Social Mobility and Higher Education
If you want to move up the economic ladder in the United States, one of the best ways to do so is to earn a college degree. Education has been central to upward mobility, particularly during the last century. You might have grandparents or great-grandparents who came from humble beginnings, earned a college degree, and were able to find high-paying jobs. In fact, that might be your goal right now.
You might be surprised to know that education was not always central to upward mobility historically. According to the census, in 1940 less than five percent of all adults 25 and older had a four-year college degree, increasing modestly to eight percent in 1960. In a manufacturing-based economy, education is less important to ensuring economic stability.

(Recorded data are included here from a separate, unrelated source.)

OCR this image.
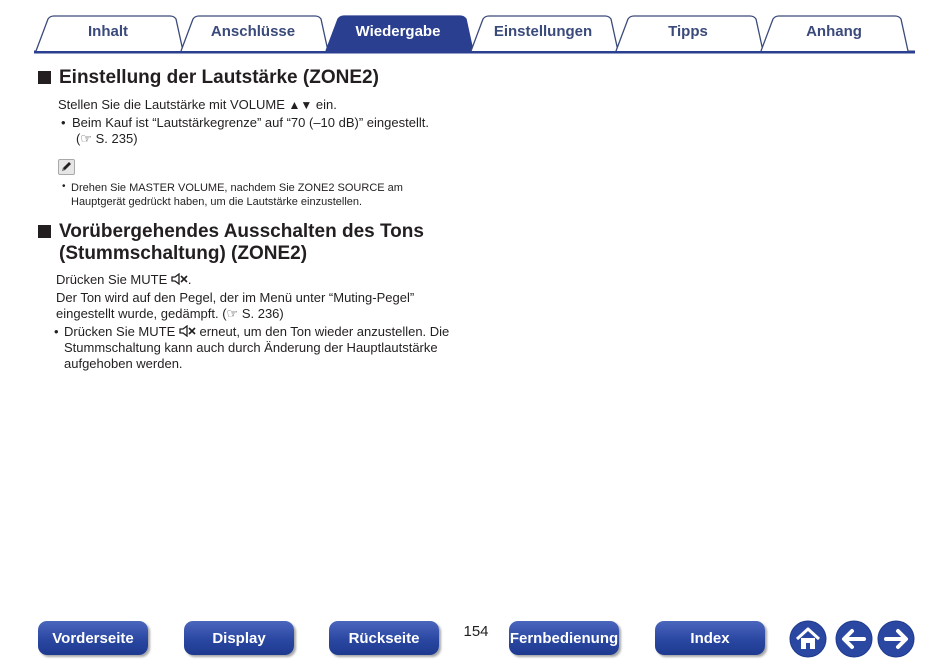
Inhalt	Anschlüsse	Wiedergabe	Einstellungen	Tipps	Anhang
Einstellung der Lautstärke (ZONE2)
Stellen Sie die Lautstärke mit VOLUME ▲▼ ein.
• Beim Kauf ist “Lautstärkegrenze” auf “70 (–10 dB)” eingestellt.
(☞ S. 235)
• Drehen Sie MASTER VOLUME, nachdem Sie ZONE2 SOURCE am
Hauptgerät gedrückt haben, um die Lautstärke einzustellen.
Vorübergehendes Ausschalten des Tons
(Stummschaltung) (ZONE2)
Drücken Sie MUTE .
Der Ton wird auf den Pegel, der im Menü unter “Muting-Pegel”
eingestellt wurde, gedämpft. (☞ S. 236)
• Drücken Sie MUTE  erneut, um den Ton wieder anzustellen. Die
Stummschaltung kann auch durch Änderung der Hauptlautstärke
aufgehoben werden.
Vorderseite	Display	Rückseite	154	Fernbedienung	Index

Likewise, in farming-based economies, an education about agricultural procedures makes sense (which is why most states have agricultural programs in rural areas), but other majors had less practical uses before World War II.
Changes in the economy have made an education more important in the labor force; by 2009 the percentage of college graduates reached nearly thirty percent. In an information-based economy such as our own, higher education is increasingly valued economically. As Bureau of Labor Statistics show, those with college degrees are less likely to be unemployed, and are also likely to earn higher salaries.
But lately there has been a growing obstacle for many people seeking to earn degrees. According to the National Center for Education Statistics (NCES), the cost of a public four-year degree has nearly doubled between 1964 and 2009 when adjusted for inflation. Private school tuition, fees, room and board have increased nearly three-fold during this time. As you can see from the graph below, tuition was relatively steady before increasing in the mid-1980s.
Public College/University Tuition, Room and Board (held constant in 2007-2008 dollars)
This increase means that many more students have to borrow money to attend college. According to the Project on Student Debt the average debt load students carry after graduation nearly doubled between 1996 and 2008, from $12,750 to $23,200. The majority of students graduate with some debt: 62 percent of those attending public universities, 72 percent who attended private non-profit universities, and 96 percent of those who attended private for-profit universities.
Debt repayment has become common today, but in the middle of the twentieth century it would have been rare to graduate with debt. This is partially because before the Federal Student Aid Act of 1965 students who needed financial assistance might not have been able to get help. This act enabled millions more people to attend college, many who likely could not have without loans or grants.
Some critics argue that the higher number of college degree seekers has created credential inflation. One the one hand, employers might require job applicants to hold a college degree, although the position might not really involve anything the applicant learned in college. In a tight job market, like the one many job seekers face now, holding a degree might be one way to narrow the field.
A degree might be used as a proxy for other traits, like commitment, maturity, and determination. Ironically, the more jobs require a degree, the more people might be likely to turn to colleges and universities of questionable quality (especially those that are not accredited) for their degree, racking up student loan debt without adding marketable skills.
As a Los Angeles Times entertainment columnist wrote, in Hollywood a college degree is not really necessary to rise in the industry, where hands-on experience is king. There are also some other industries, like the restaurant business, where you learn on the job and don’t necessarily need a college degree to move up the ladder.
That said, those with a college degree fare better in tough times. According to the Bureau of Labor Statistics, the unemployment rate in 2010 for those with at least a bachelor’s degree was 4.7 percent, compared with 8.4 for those with some college, 10.3 for high school graduates, and 14.9 for those without a high school diploma. A degree might not guarantee upward mobility anymore, but it is a good insurance policy against downward mobility.